As well as the potential savings on Airwave contracts and running costs (compared to the cheaper ESN service), forces in the South East region had planned to rationalise existing mobile phone contracts as a result of the new technology offered by ESN, the evidence said.

Forces had “planned the renewal of these commercials with mobile phone providers to coincide with the original timeframe for ESN.  The delay has resulted in an early re-negotiation of these contracts to bridge the gap between the old transition dates and the potential new ones. As a result, there is now no immediately feasible way to provide an alternative to officers’ digital equipment, resulting in additional cost, not expected,” the Surrey and Sussex forces said.

They added that, “Forces are concerned that any financial burden as a result of delay will fall to them in the form of a “top-slice” to Police Grant.” 

On strategic risks, Surrey and Sussex warned that due to the adverse publicity around the delay to the programme, there is a strong possibility of a loss of confidence in the product being delivered and the potential benefits that are seen to be now minimised.
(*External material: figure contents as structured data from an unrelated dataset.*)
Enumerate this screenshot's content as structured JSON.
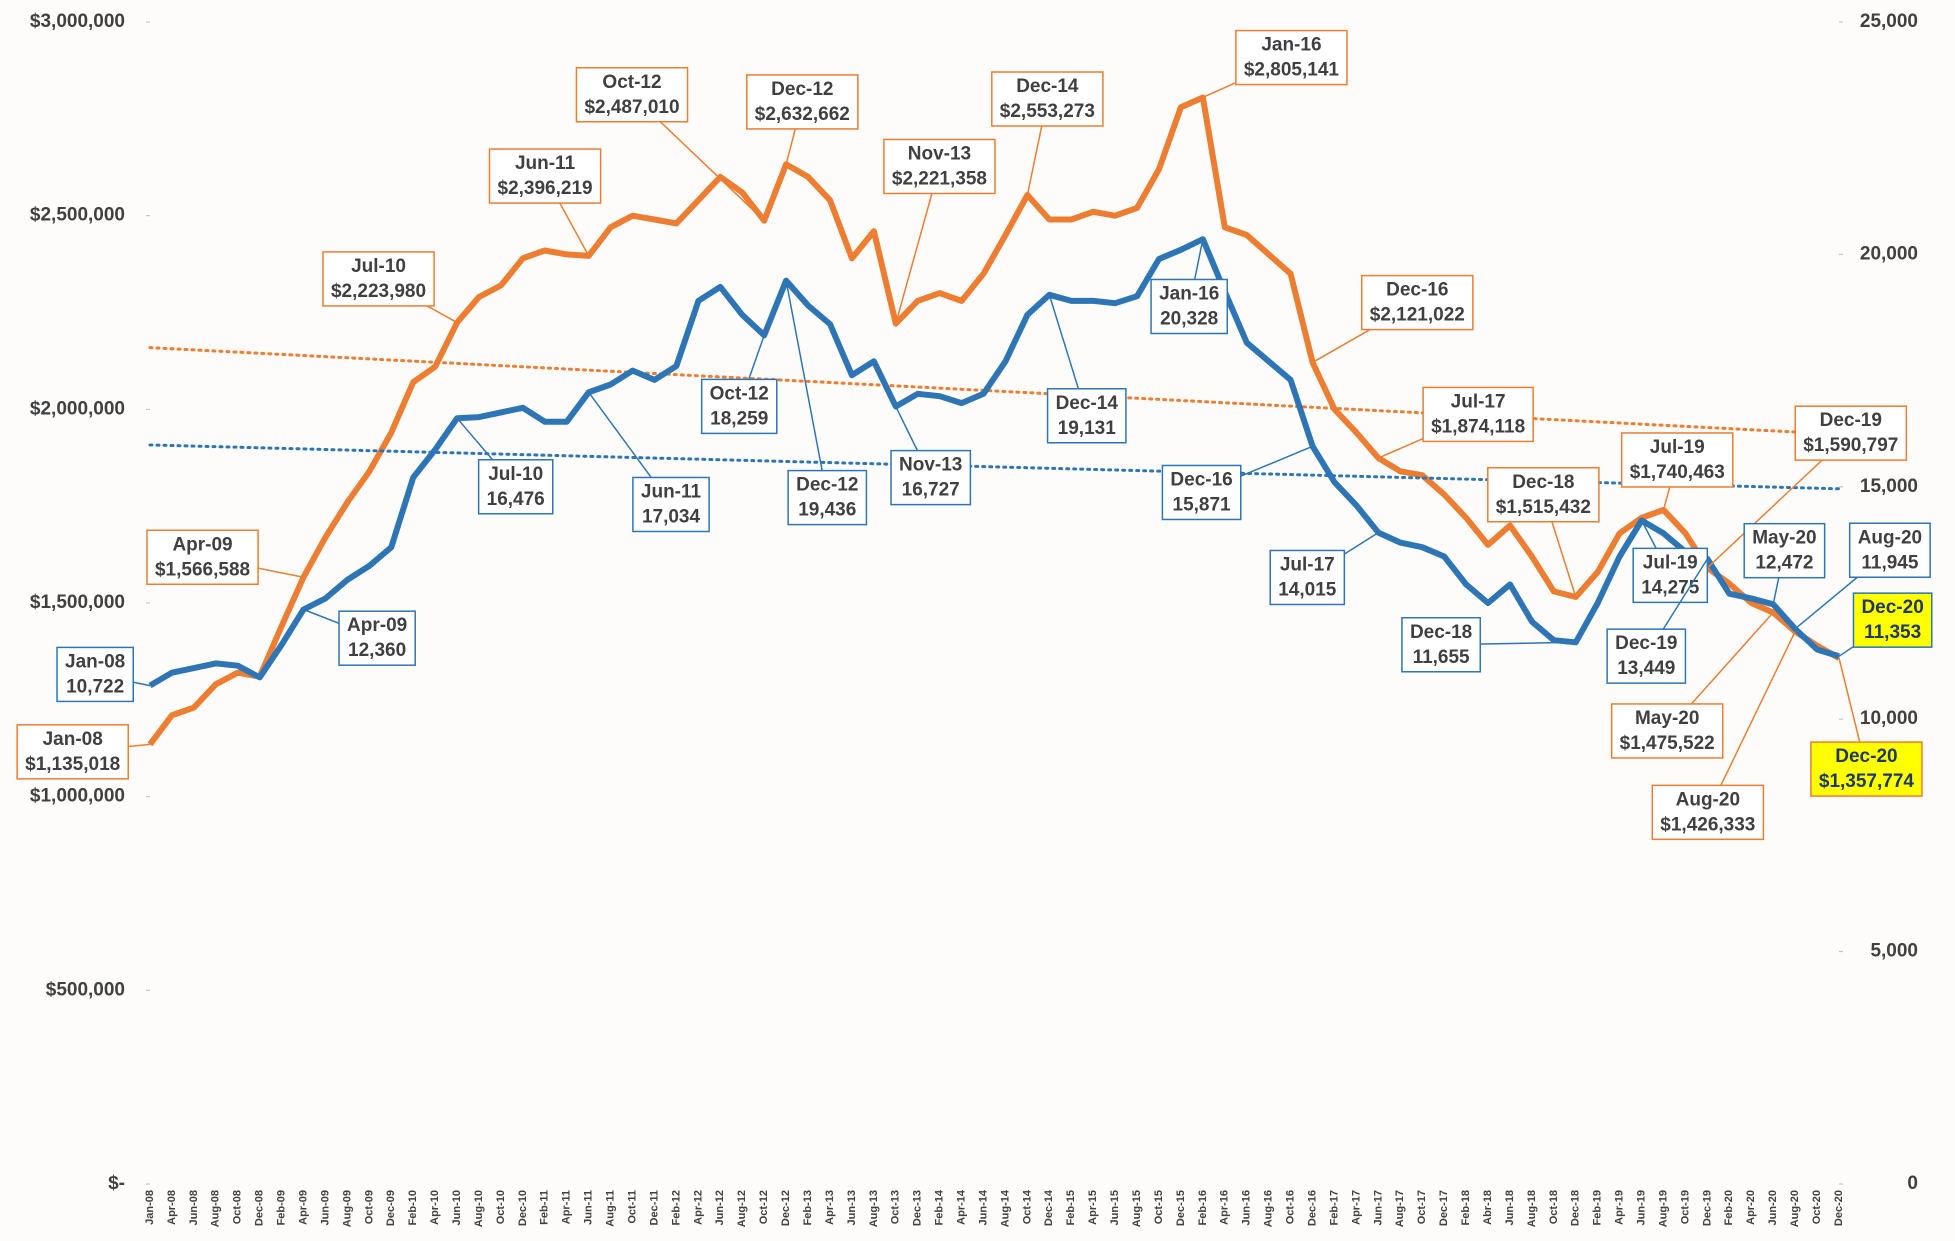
{
  "chart_data": {
    "type": "line",
    "categories": [
      "Jan-08",
      "Apr-08",
      "Jun-08",
      "Aug-08",
      "Oct-08",
      "Dec-08",
      "Feb-09",
      "Apr-09",
      "Jun-09",
      "Aug-09",
      "Oct-09",
      "Dec-09",
      "Feb-10",
      "Apr-10",
      "Jun-10",
      "Aug-10",
      "Oct-10",
      "Dec-10",
      "Feb-11",
      "Apr-11",
      "Jun-11",
      "Aug-11",
      "Oct-11",
      "Dec-11",
      "Feb-12",
      "Apr-12",
      "Jun-12",
      "Aug-12",
      "Oct-12",
      "Dec-12",
      "Feb-13",
      "Apr-13",
      "Jun-13",
      "Aug-13",
      "Oct-13",
      "Dec-13",
      "Feb-14",
      "Apr-14",
      "Jun-14",
      "Aug-14",
      "Oct-14",
      "Dec-14",
      "Feb-15",
      "Apr-15",
      "Jun-15",
      "Aug-15",
      "Oct-15",
      "Dec-15",
      "Feb-16",
      "Apr-16",
      "Jun-16",
      "Aug-16",
      "Oct-16",
      "Dec-16",
      "Feb-17",
      "Apr-17",
      "Jun-17",
      "Aug-17",
      "Oct-17",
      "Dec-17",
      "Feb-18",
      "Abr-18",
      "Jun-18",
      "Aug-18",
      "Oct-18",
      "Dec-18",
      "Feb-19",
      "Apr-19",
      "Jun-19",
      "Aug-19",
      "Oct-19",
      "Dec-19",
      "Feb-20",
      "Apr-20",
      "Jun-20",
      "Aug-20",
      "Oct-20",
      "Dec-20"
    ],
    "ylim": [
      0,
      3000000
    ],
    "yticks": [
      {
        "value": 0,
        "label": "$-"
      },
      {
        "value": 500000,
        "label": "$500,000"
      },
      {
        "value": 1000000,
        "label": "$1,000,000"
      },
      {
        "value": 1500000,
        "label": "$1,500,000"
      },
      {
        "value": 2000000,
        "label": "$2,000,000"
      },
      {
        "value": 2500000,
        "label": "$2,500,000"
      },
      {
        "value": 3000000,
        "label": "$3,000,000"
      }
    ],
    "y2lim": [
      0,
      25000
    ],
    "y2ticks": [
      0,
      {
        "value": 5000,
        "label": "5,000"
      },
      {
        "value": 10000,
        "label": "10,000"
      },
      {
        "value": 15000,
        "label": "15,000"
      },
      {
        "value": 20000,
        "label": "20,000"
      },
      {
        "value": 25000,
        "label": "25,000"
      }
    ],
    "annotation_highlight_color": "#ffff00",
    "series": [
      {
        "color": "#ed7d31",
        "trendline": true,
        "values": [
          1135018,
          1210000,
          1230000,
          1290000,
          1320000,
          1310000,
          1440000,
          1566588,
          1670000,
          1760000,
          1840000,
          1940000,
          2070000,
          2110000,
          2223980,
          2290000,
          2320000,
          2390000,
          2410000,
          2400000,
          2396219,
          2470000,
          2500000,
          2490000,
          2480000,
          2540000,
          2600000,
          2560000,
          2487010,
          2632662,
          2600000,
          2540000,
          2390000,
          2460000,
          2221358,
          2280000,
          2300000,
          2280000,
          2350000,
          2450000,
          2553273,
          2490000,
          2490000,
          2510000,
          2500000,
          2520000,
          2620000,
          2780000,
          2805141,
          2470000,
          2450000,
          2400000,
          2350000,
          2121022,
          2000000,
          1940000,
          1874118,
          1840000,
          1830000,
          1780000,
          1720000,
          1650000,
          1700000,
          1620000,
          1530000,
          1515432,
          1580000,
          1680000,
          1720000,
          1740463,
          1680000,
          1590797,
          1550000,
          1500000,
          1475522,
          1426333,
          1390000,
          1357774
        ],
        "point_labels": [
          "Jan-08",
          null,
          null,
          null,
          null,
          null,
          null,
          "Apr-09",
          null,
          null,
          null,
          null,
          null,
          null,
          "Jul-10",
          null,
          null,
          null,
          null,
          null,
          "Jun-11",
          null,
          null,
          null,
          null,
          null,
          null,
          null,
          "Oct-12",
          "Dec-12",
          null,
          null,
          null,
          null,
          "Nov-13",
          null,
          null,
          null,
          null,
          null,
          "Dec-14",
          null,
          null,
          null,
          null,
          null,
          null,
          null,
          "Jan-16",
          null,
          null,
          null,
          null,
          "Dec-16",
          null,
          null,
          "Jul-17",
          null,
          null,
          null,
          null,
          null,
          null,
          null,
          null,
          "Dec-18",
          null,
          null,
          null,
          "Jul-19",
          null,
          "Dec-19",
          null,
          null,
          "May-20",
          "Aug-20",
          null,
          "Dec-20"
        ],
        "value_labels": [
          "$1,135,018",
          null,
          null,
          null,
          null,
          null,
          null,
          "$1,566,588",
          null,
          null,
          null,
          null,
          null,
          null,
          "$2,223,980",
          null,
          null,
          null,
          null,
          null,
          "$2,396,219",
          null,
          null,
          null,
          null,
          null,
          null,
          null,
          "$2,487,010",
          "$2,632,662",
          null,
          null,
          null,
          null,
          "$2,221,358",
          null,
          null,
          null,
          null,
          null,
          "$2,553,273",
          null,
          null,
          null,
          null,
          null,
          null,
          null,
          "$2,805,141",
          null,
          null,
          null,
          null,
          "$2,121,022",
          null,
          null,
          "$1,874,118",
          null,
          null,
          null,
          null,
          null,
          null,
          null,
          null,
          "$1,515,432",
          null,
          null,
          null,
          "$1,740,463",
          null,
          "$1,590,797",
          null,
          null,
          "$1,475,522",
          "$1,426,333",
          null,
          "$1,357,774"
        ]
      },
      {
        "color": "#2e75b6",
        "axis": "y2",
        "trendline": true,
        "values": [
          10722,
          11000,
          11100,
          11200,
          11150,
          10900,
          11600,
          12360,
          12600,
          13000,
          13300,
          13700,
          15200,
          15800,
          16476,
          16500,
          16600,
          16700,
          16400,
          16400,
          17034,
          17200,
          17500,
          17300,
          17600,
          19000,
          19300,
          18700,
          18259,
          19436,
          18900,
          18500,
          17400,
          17700,
          16727,
          17000,
          16950,
          16800,
          17000,
          17700,
          18700,
          19131,
          19000,
          19000,
          18950,
          19100,
          19900,
          20100,
          20328,
          19200,
          18100,
          17700,
          17300,
          15871,
          15100,
          14600,
          14015,
          13800,
          13700,
          13500,
          12900,
          12500,
          12900,
          12100,
          11700,
          11655,
          12500,
          13500,
          14275,
          14000,
          13600,
          13449,
          12700,
          12600,
          12472,
          11945,
          11500,
          11353
        ],
        "point_labels": [
          "Jan-08",
          null,
          null,
          null,
          null,
          null,
          null,
          "Apr-09",
          null,
          null,
          null,
          null,
          null,
          null,
          "Jul-10",
          null,
          null,
          null,
          null,
          null,
          "Jun-11",
          null,
          null,
          null,
          null,
          null,
          null,
          null,
          "Oct-12",
          "Dec-12",
          null,
          null,
          null,
          null,
          "Nov-13",
          null,
          null,
          null,
          null,
          null,
          null,
          "Dec-14",
          null,
          null,
          null,
          null,
          null,
          null,
          "Jan-16",
          null,
          null,
          null,
          null,
          "Dec-16",
          null,
          null,
          "Jul-17",
          null,
          null,
          null,
          null,
          null,
          null,
          null,
          null,
          "Dec-18",
          null,
          null,
          "Jul-19",
          null,
          null,
          "Dec-19",
          null,
          null,
          "May-20",
          "Aug-20",
          null,
          "Dec-20"
        ],
        "value_labels": [
          "10,722",
          null,
          null,
          null,
          null,
          null,
          null,
          "12,360",
          null,
          null,
          null,
          null,
          null,
          null,
          "16,476",
          null,
          null,
          null,
          null,
          null,
          "17,034",
          null,
          null,
          null,
          null,
          null,
          null,
          null,
          "18,259",
          "19,436",
          null,
          null,
          null,
          null,
          "16,727",
          null,
          null,
          null,
          null,
          null,
          null,
          "19,131",
          null,
          null,
          null,
          null,
          null,
          null,
          "20,328",
          null,
          null,
          null,
          null,
          "15,871",
          null,
          null,
          "14,015",
          null,
          null,
          null,
          null,
          null,
          null,
          null,
          null,
          "11,655",
          null,
          null,
          "14,275",
          null,
          null,
          "13,449",
          null,
          null,
          "12,472",
          "11,945",
          null,
          "11,353"
        ]
      }
    ]
  }
}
The two forces said, “A number of benefits were set out as a result of the new technology, both operational and strategic: For the South East region, ESN is seen as an enabler to a collaboration ambition by providing a single shared technology, implemented in a consistent way to support operational policing.

“Operationally, the exploitation of ESN has numerous benefits to the Police Officers and staff on the frontline. It promises to provide up to date and future-proof technology with guaranteed service and supports the National Police Chiefs Council (NPCC) 2025 Digital Vision for the future of frontline digital enablement.

“The delay is minimising these benefits and as a result there could potentially cause a delay to further collaboration opportunities in the region to make better use of resources, ultimately impacting on service to the public.”

On technical risk, the pair said, “Plans for exploitation of the ESN technical opportunities have now been delayed within the medium term regional technical ambition.  Ageing technology will now not be replaced by ESN within the next 18 months which will have potential impact on Forces’ ability to rationalise the technology estate, resulting in a further cost burden to forces."

The Mayor of London's Office for Policing and Crime also has its concerns on ESN delays. In a paper requesting approval for release of capital funding for the Metropolitan Police's Emergency Services Network Strategic Project Team from November 1 2017 to March 31 2021, there was a note that the capital funding requested includes a 10% contingency "to allow for the current uncertainty around the Home Office delivery dates, the content and quality of the deliverables, and the impact this may have on the workload of the Emergency Services Network Strategic Project Team."